July 5, 2019
Washington, DC – In a comprehensive study on the level of trade misinvoicing in India in 2016, GFI found that the estimated potential tax revenue losses to the Indian government that year is US$13.0 billion, equivalent to 5.5 percent of the value of India’s total government revenue collections in 2016.Trade misinvoicing is a method for moving money illicitly across borders which involves the deliberate falsification of the value, volume, and/or type of commodity in an international commercial transaction of goods or services by at least one party to the transaction and constitutes the largest component of illicit financial flows as measured by GFI.
Using a trade gap analysis, GFI was able to break down the estimated potential tax revenue losses to misinvoicing by measuring illicit financial inflows and outflows for both import and export under- and over-invoicing. GFI estimates that the value of the trade gap for misinvoiced goods equals US$74 billion, or 12 percent of the country’s total trade of US$617 billion in 2016.
The report, titled India: Potential Revenue Losses Associated with Trade Misinvoicing, analyzes India’s bilateral trade statistics for 2016 (the most recent year for which sufficient data are available) as published by the United Nations Comtrade database. The detailed breakdown of bilateral Indian trade flows in Comtrade allowed for the computation of trade value gaps that are the basis for trade misinvoicing estimates. Import gaps represent the difference between the value of goods India reports having imported from its partner countries and the corresponding export reports by India’s trade partners. Export gaps represent the difference in value between what India reports as having exported and what its partners report as imported.
“While any country may be affected by misinvoicing, the problem is particularly acute for developing countries where productive capacities and domestic tax bases may be limited,” according to Tom Cardamone, GFI’s President & CEO. “The social costs of trade misinvoicing can undermine sustainable growth in living standards in developing countries, as well as exacerbate already pronounced inequities in the distribution of income and wealth.”
Other notable findings:
- Of the total estimated potential lost revenue of US$13.0 billion, approximately US$4.0 billion was due to export misinvoicing and approximately US$9.0 billion was due to import misinvoicing.
- The US$9.0 billion in import misinvoicing can be further broken down by uncollected VAT tax (US$3.4 billion), uncollected customs duties (US$2.0 billion), and uncollected corporate income tax (US$3.6 billion).

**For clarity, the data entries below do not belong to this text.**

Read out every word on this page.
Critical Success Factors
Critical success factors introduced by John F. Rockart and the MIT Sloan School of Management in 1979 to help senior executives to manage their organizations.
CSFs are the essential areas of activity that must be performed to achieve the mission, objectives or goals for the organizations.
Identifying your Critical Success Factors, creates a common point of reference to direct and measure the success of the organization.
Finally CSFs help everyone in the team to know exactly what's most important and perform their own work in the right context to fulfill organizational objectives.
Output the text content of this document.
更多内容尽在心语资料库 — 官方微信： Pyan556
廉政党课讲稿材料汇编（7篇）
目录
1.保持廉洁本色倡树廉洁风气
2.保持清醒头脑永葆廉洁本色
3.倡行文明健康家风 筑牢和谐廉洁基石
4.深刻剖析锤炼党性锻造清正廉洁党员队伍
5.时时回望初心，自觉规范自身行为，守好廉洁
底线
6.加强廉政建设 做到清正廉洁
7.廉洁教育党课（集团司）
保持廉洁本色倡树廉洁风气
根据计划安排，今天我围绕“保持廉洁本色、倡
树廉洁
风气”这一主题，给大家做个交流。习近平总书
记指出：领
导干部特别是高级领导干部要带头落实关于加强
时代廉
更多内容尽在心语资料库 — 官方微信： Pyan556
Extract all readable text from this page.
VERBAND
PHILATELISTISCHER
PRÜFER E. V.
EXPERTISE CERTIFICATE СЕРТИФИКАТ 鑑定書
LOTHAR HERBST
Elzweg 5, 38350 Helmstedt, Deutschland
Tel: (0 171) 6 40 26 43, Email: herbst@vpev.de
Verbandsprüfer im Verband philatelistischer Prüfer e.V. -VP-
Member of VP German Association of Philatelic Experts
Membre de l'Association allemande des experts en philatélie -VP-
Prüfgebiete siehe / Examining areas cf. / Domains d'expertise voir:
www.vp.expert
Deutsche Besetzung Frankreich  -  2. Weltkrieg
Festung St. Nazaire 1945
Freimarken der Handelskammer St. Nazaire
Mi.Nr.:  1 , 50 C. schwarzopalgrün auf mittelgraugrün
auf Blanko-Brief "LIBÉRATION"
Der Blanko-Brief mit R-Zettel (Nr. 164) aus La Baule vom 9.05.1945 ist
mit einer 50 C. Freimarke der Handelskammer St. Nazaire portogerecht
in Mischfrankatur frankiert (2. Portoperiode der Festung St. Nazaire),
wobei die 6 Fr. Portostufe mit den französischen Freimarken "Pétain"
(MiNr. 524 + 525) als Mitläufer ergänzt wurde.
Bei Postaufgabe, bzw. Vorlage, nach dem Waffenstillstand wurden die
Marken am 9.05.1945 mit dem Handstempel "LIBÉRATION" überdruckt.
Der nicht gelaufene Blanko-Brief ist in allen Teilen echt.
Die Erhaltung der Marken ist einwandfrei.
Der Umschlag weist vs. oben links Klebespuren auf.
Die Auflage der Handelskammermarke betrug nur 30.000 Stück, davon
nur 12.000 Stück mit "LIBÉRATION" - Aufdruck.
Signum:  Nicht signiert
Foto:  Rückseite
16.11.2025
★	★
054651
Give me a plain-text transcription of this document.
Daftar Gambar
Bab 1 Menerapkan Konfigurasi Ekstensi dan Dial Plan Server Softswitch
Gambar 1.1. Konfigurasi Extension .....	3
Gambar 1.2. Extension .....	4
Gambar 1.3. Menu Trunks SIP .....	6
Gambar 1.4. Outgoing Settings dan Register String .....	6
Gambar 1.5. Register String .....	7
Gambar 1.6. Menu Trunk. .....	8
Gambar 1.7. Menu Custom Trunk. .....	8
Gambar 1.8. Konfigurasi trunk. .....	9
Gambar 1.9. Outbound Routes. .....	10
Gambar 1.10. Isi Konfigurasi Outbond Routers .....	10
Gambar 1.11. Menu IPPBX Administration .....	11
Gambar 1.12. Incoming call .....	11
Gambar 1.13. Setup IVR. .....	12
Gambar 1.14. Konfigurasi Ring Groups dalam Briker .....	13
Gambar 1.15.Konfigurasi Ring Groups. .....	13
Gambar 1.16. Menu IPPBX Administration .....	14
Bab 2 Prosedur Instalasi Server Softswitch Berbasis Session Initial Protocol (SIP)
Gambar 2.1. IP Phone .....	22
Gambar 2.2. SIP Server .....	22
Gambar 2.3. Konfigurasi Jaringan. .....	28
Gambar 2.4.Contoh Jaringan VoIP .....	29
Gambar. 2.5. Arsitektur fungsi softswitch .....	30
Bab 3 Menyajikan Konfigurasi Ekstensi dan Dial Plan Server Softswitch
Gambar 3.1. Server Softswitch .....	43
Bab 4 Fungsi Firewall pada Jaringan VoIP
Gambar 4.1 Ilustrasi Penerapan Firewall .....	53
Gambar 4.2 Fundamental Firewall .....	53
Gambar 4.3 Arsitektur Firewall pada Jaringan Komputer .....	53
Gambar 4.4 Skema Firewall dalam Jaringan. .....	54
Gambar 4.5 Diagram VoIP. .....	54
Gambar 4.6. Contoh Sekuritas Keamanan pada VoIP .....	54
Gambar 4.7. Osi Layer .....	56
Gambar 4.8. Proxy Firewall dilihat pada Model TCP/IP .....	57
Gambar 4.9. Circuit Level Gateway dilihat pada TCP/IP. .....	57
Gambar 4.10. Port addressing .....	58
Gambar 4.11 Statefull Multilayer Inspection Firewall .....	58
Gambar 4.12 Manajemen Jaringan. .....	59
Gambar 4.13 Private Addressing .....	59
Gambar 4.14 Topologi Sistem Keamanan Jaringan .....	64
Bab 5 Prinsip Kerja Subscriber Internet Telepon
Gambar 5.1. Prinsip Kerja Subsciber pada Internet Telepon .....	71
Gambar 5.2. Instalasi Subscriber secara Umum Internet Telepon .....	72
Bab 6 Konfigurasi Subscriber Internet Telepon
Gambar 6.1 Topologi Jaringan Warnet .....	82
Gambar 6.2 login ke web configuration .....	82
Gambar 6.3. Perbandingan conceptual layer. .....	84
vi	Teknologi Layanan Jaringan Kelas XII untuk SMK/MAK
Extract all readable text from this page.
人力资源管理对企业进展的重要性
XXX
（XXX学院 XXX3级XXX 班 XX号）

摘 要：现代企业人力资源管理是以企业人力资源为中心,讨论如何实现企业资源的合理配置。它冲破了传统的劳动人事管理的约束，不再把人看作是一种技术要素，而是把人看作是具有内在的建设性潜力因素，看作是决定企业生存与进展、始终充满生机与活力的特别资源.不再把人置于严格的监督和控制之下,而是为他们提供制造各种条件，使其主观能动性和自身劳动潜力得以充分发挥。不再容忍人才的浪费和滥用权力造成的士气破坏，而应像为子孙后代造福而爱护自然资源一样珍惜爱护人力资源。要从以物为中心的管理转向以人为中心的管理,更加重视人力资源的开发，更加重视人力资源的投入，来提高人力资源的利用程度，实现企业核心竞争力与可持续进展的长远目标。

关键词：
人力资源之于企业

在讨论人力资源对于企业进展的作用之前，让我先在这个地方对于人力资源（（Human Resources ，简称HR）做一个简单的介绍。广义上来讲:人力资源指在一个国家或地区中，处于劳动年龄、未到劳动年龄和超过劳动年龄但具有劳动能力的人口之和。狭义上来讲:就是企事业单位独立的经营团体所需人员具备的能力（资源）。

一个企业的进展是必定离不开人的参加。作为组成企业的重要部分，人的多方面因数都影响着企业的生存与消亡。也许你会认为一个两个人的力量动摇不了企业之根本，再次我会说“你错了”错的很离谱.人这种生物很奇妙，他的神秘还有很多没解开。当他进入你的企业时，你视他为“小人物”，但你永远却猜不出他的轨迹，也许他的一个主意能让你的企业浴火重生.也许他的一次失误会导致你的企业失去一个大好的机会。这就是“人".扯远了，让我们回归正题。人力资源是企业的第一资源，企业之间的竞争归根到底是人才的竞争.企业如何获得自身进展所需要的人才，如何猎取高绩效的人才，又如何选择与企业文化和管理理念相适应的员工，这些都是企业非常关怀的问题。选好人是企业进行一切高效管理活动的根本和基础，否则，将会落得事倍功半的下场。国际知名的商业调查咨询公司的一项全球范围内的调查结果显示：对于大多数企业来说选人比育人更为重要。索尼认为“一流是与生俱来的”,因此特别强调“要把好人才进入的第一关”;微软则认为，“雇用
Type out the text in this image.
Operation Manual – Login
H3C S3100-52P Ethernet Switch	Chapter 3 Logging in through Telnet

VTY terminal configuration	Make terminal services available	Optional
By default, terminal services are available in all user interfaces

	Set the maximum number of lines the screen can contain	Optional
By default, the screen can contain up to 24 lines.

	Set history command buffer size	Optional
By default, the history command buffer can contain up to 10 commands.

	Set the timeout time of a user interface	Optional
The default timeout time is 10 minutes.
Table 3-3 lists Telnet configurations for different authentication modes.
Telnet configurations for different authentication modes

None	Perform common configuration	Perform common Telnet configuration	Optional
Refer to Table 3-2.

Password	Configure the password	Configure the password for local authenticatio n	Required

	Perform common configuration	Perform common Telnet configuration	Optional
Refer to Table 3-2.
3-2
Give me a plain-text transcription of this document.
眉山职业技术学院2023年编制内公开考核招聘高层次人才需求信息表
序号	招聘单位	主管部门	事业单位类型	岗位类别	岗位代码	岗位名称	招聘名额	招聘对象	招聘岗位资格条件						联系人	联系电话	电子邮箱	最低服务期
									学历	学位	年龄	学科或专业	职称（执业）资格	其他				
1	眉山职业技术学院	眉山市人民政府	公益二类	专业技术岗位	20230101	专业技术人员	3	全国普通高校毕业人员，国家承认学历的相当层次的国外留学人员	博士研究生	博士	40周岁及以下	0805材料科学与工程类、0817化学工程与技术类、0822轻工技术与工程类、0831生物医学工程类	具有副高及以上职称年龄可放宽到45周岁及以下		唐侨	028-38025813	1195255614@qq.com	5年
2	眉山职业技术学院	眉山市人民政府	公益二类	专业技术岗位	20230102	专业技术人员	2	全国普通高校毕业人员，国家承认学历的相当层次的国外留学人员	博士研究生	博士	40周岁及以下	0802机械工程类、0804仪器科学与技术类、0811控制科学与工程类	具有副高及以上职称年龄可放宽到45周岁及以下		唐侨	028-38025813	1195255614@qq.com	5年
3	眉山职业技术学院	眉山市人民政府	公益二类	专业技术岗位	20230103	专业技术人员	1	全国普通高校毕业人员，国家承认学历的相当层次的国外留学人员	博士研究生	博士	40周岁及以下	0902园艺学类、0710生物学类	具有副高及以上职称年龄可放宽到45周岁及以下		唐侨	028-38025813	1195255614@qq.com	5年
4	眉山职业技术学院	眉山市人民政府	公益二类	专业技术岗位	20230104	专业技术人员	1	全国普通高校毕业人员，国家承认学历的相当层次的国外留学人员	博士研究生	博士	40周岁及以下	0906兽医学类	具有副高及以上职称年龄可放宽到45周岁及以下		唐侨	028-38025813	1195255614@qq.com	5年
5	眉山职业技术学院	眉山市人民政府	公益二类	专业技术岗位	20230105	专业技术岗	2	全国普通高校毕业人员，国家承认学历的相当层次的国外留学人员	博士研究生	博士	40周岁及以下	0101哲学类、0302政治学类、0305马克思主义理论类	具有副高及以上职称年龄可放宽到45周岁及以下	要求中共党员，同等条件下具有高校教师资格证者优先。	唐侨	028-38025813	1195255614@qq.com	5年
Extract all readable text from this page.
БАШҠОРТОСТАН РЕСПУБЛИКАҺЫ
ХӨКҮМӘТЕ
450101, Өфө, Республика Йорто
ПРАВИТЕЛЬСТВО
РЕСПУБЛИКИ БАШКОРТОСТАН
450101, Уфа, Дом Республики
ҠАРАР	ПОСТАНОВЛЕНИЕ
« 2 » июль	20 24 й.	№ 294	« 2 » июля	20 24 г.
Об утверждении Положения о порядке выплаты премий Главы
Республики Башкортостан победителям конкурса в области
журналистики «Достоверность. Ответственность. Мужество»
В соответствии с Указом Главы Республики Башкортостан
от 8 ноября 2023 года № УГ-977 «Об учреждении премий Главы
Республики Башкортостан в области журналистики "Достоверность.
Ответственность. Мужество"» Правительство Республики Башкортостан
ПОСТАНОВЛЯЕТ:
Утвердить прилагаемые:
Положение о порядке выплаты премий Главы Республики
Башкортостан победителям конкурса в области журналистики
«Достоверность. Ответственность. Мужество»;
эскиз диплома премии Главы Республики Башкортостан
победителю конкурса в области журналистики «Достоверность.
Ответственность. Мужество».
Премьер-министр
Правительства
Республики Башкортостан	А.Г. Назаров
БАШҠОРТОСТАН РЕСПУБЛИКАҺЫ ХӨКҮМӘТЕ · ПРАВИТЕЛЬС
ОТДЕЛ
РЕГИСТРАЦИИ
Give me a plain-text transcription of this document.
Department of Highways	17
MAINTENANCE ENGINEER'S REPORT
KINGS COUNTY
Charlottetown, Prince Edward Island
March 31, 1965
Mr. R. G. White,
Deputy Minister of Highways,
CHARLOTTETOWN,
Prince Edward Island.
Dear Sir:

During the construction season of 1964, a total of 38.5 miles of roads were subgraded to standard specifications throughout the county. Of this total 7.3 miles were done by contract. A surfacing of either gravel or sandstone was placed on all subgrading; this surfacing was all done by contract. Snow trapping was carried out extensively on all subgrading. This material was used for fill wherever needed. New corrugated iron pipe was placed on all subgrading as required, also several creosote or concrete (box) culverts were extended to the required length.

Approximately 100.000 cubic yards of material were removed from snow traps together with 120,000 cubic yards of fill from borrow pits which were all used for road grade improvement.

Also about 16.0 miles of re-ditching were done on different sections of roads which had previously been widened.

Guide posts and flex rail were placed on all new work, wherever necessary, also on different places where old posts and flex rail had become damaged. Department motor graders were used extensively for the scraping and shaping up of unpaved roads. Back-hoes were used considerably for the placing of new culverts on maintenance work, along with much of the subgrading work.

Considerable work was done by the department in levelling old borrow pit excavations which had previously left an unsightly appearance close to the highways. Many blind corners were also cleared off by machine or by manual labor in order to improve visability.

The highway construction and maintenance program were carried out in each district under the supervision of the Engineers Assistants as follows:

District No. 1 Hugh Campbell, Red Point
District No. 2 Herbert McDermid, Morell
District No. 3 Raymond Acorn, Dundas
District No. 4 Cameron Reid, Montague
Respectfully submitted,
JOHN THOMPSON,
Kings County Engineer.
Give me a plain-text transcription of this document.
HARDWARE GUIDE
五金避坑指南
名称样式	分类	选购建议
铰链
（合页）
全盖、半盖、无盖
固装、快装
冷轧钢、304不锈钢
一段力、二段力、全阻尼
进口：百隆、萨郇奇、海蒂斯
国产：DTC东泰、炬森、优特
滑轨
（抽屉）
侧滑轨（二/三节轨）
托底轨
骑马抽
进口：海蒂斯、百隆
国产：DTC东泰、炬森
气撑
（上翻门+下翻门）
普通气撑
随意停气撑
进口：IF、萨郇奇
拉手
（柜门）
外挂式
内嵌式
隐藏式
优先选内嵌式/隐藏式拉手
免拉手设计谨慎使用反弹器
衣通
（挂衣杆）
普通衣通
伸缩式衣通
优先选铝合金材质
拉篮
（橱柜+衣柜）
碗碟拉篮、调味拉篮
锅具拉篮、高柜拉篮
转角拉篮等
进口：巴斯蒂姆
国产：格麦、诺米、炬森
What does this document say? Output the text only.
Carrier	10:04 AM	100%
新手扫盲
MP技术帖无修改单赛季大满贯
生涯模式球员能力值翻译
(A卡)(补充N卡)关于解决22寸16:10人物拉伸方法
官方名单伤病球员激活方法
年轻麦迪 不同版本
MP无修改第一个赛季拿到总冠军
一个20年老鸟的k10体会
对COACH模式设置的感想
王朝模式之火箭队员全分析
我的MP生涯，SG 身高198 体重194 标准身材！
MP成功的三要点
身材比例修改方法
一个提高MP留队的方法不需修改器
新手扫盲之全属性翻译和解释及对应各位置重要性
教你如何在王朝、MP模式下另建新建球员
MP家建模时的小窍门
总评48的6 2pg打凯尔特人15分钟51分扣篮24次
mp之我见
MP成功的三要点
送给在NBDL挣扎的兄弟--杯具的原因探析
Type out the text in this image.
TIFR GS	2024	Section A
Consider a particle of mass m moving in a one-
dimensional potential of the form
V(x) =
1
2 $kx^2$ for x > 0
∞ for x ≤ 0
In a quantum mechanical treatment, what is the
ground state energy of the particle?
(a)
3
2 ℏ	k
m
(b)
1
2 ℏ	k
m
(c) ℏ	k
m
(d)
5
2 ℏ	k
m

- In 2016, some of the Indian imports most at risk for high values of import under-invoicing were edible fruits and nuts, sugars, vehicles and cereals.
- In 2016, some of the Indian imports most at risk for high values of import under-invoicing were from imports from USA, Australia, South Africa and Ghana.
- Looking at both high-risk commodities and high-risk trade partners in 2016, GFI found that under-invoiced imports of edible fruits and nuts from Ghana, mineral fuels from Australia and South Africa and electrical machinery from China were highlighted as potential high-level risks for revenue losses.
- In 2016, almost two-thirds of Indian imports that appear to be most at risk for some degree of potential revenues losses are imports from just one country – China, which was by far India’s largest source of imports in 2016.
GFI urges India to adopt a public registry of beneficial ownership information on all legal entities and to consider using GFI’s online tool GFTrade, designed by GFI to build the capacity of customs authorities to better detect misinvoicing as transactions are occurring and take corrective steps in real time. India should also encourage other countries to adopt a beneficial ownership registry, to fully implement FATF’s anti-money laundering recommendations, country-by-country reporting, tax information exchange initiatives and the Addis Tax Initiative.
The report was published with the generous support of the Ford Foundation.